Thanks Steve, that is more what they look like.  I have done amateur film photography for many years but this digital stuff just eludes me.


----------



## redfishsc (Aug 10, 2008)

I love turning Corian, and I just found a basically unlimited supply of it free. A local shop will pretty much give me all their sink cutouts, which are plenty big enough for a couple dozen pens each PLUS a nice cutting board. 

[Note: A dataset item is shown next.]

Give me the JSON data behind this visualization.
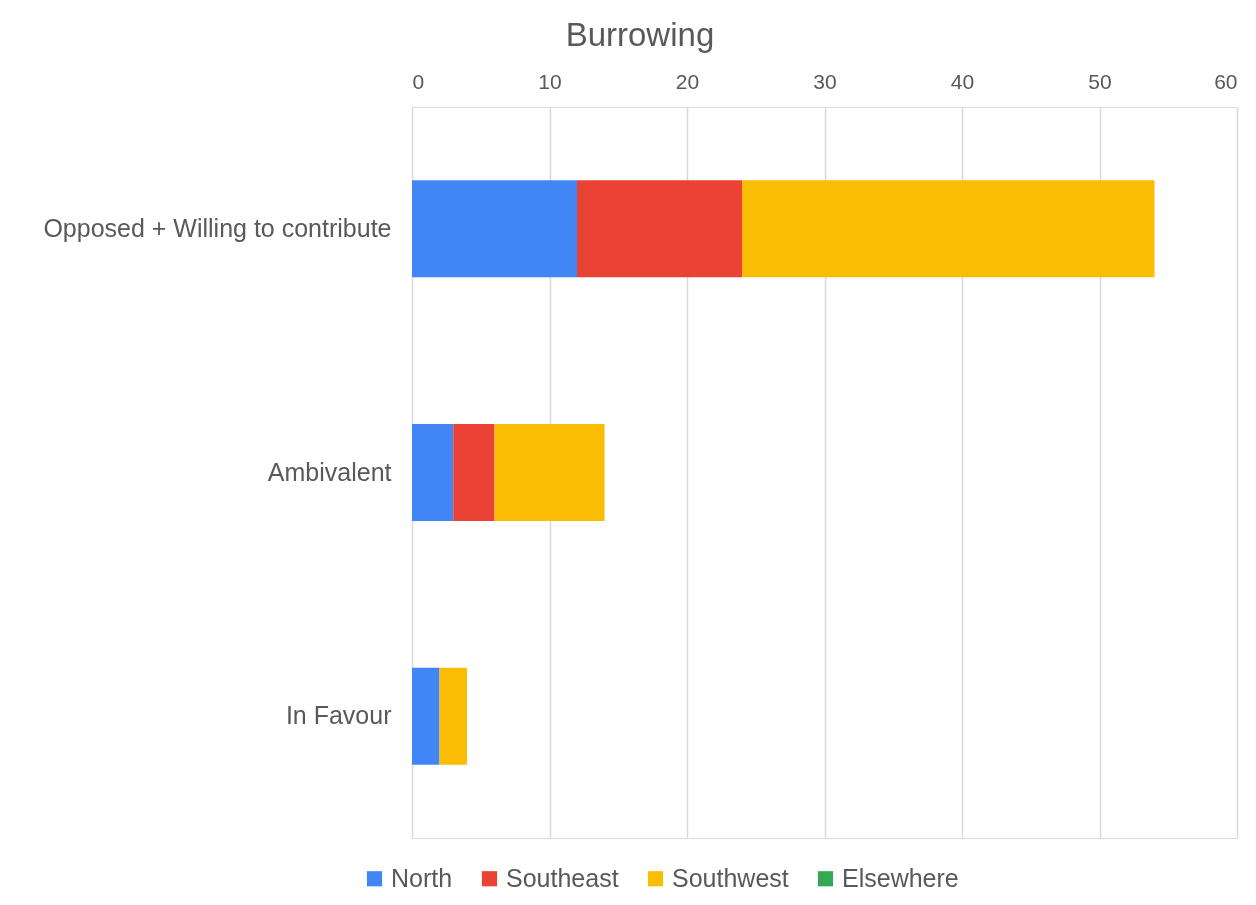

Nice job on the pen--- that's one of the more interesting corian colors I've seen.


----------



## gcurran (Aug 10, 2008)

That is how these pens started - a sink cutout turned cutting board.  My SIL is smart enough to know not to use it that way and it was just sitting under the sink gathering dust.  I told my daughter that I was interested in trying some corian and the next thing I know there is this slab in my hand.  I hope to get about a dozen pens out of this piece (1/2 inch thick so it has to be doubled).  The real issue is now I have to find a cheap source.  :tongue:


----------



## hewunch (Aug 10, 2008)

gcurran said:


> The real issue is now I have to find a cheap source.  :tongue:



Like Matt said, find a shop that does solid surface and ask for sink cut outs. I even got samples from one local. You can also go on the different manufac. websites and request samples. Not as large, but enough to do a pen or two.


----------



## desertyellow (Aug 13, 2008)

nice work


----------



## ROY67 (Feb 8, 2010)

has anybody tried ebay for corian blanks and other types, i recently bought over 360 pieces for 25$ good quality . 100 different colors.


----------



## tijolima (Feb 9, 2010)

I stopped at a local countertop store and spoke with the manager and inquired if it would be possible for me to watch their dumpster for scraps.  I showed him some of the pens I've made and since have periodically given him pens in return.  I have more Corian than I know what to do with.  It sure beats sending all of it to the landfill.


----------



## RyanNJ (Feb 9, 2010)

I am trying to find a soure now so a place that works with it is the best place o buy it?


----------



## helgi (Feb 9, 2010)

Been turning this stuff for a while now it's amazing what a person can do with it, here is an other idea that we come up with the corian installer and me, a matching paper towel stand, glue as many corian lengths together as the height of paper towel roll turn to design you fancy, turn base finish to what sheen you want result a happy female, another one rolling pin or pestle and bowl. This stuff is amazing as to what can be done with it,need jigs there is no better and flatter material. Just my two bits worth.

helgi.


----------



## Ligget (Feb 9, 2010)

Lovely work, I like the colour of the corian you used!


----------